Desa
dengan pemerintahannya selama ini tidak mengalami perubahan yang cukup
berarti. Desa lebih banyak diposisikan sebagai obyek kekuasaan politik
dari supra desa, maupun obyek tersedianya sumber bahan dan tenaga kerja
murah bagi pengusaha. Sistem pemerintahan desa yang digunakan saat ini
pada prinsipnya masih meneruskan kebijakan pemerintah zaman penjajahan
Belanda yang dinamakan "indirect rule". Melalui cara ini, pemerintah
Belanda dapat memerintah rakyat desa melalui kepala desa, sehingga tidak
perlu mengeluarkan biaya.
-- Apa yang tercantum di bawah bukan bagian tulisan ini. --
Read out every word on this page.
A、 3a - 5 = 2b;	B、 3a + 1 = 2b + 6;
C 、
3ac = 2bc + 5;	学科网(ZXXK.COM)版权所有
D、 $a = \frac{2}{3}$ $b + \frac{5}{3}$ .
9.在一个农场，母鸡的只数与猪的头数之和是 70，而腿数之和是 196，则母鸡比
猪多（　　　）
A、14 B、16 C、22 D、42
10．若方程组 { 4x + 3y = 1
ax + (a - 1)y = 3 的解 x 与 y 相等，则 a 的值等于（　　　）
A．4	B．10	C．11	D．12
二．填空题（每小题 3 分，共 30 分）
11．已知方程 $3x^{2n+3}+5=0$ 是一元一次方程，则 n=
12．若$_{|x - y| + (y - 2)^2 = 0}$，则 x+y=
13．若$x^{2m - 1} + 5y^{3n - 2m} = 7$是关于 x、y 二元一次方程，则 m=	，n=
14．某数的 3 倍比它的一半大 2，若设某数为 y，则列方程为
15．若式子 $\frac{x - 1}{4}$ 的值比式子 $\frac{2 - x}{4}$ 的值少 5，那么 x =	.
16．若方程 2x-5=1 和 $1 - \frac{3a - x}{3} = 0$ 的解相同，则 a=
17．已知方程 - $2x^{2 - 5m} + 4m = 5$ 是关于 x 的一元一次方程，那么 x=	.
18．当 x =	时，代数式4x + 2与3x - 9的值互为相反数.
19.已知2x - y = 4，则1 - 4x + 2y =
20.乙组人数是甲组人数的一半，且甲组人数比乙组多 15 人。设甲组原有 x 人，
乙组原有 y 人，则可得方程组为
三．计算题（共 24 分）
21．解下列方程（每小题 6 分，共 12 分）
Disengaja atau tidak, selama ini pemerintah
supra desa telah menempatkan desa pada posisi yang marginal. Contoh:
PILPRES BIAYA APBN, PILKADA BIAYA APBD, PILKADES BIAYA SENDIRI.
Pada masa lalu ada program pembangunan desa, tetapi lebih bersifat
pelaksanaan cetak biru yang disiapkan pemerintah pusat, yang dampaknya
justru membuat desa semakin tergantung pada pihak luar desa. Fungsi Desa
sebagai tempat kehidupan dan penghidupan warganya menjadi pudar,
berganti hanya sebagai tempat tinggal. Karena saya dari pemerintahan
maka saya bicara bentuk dan kedudukan keorganisasian pemerintah desa.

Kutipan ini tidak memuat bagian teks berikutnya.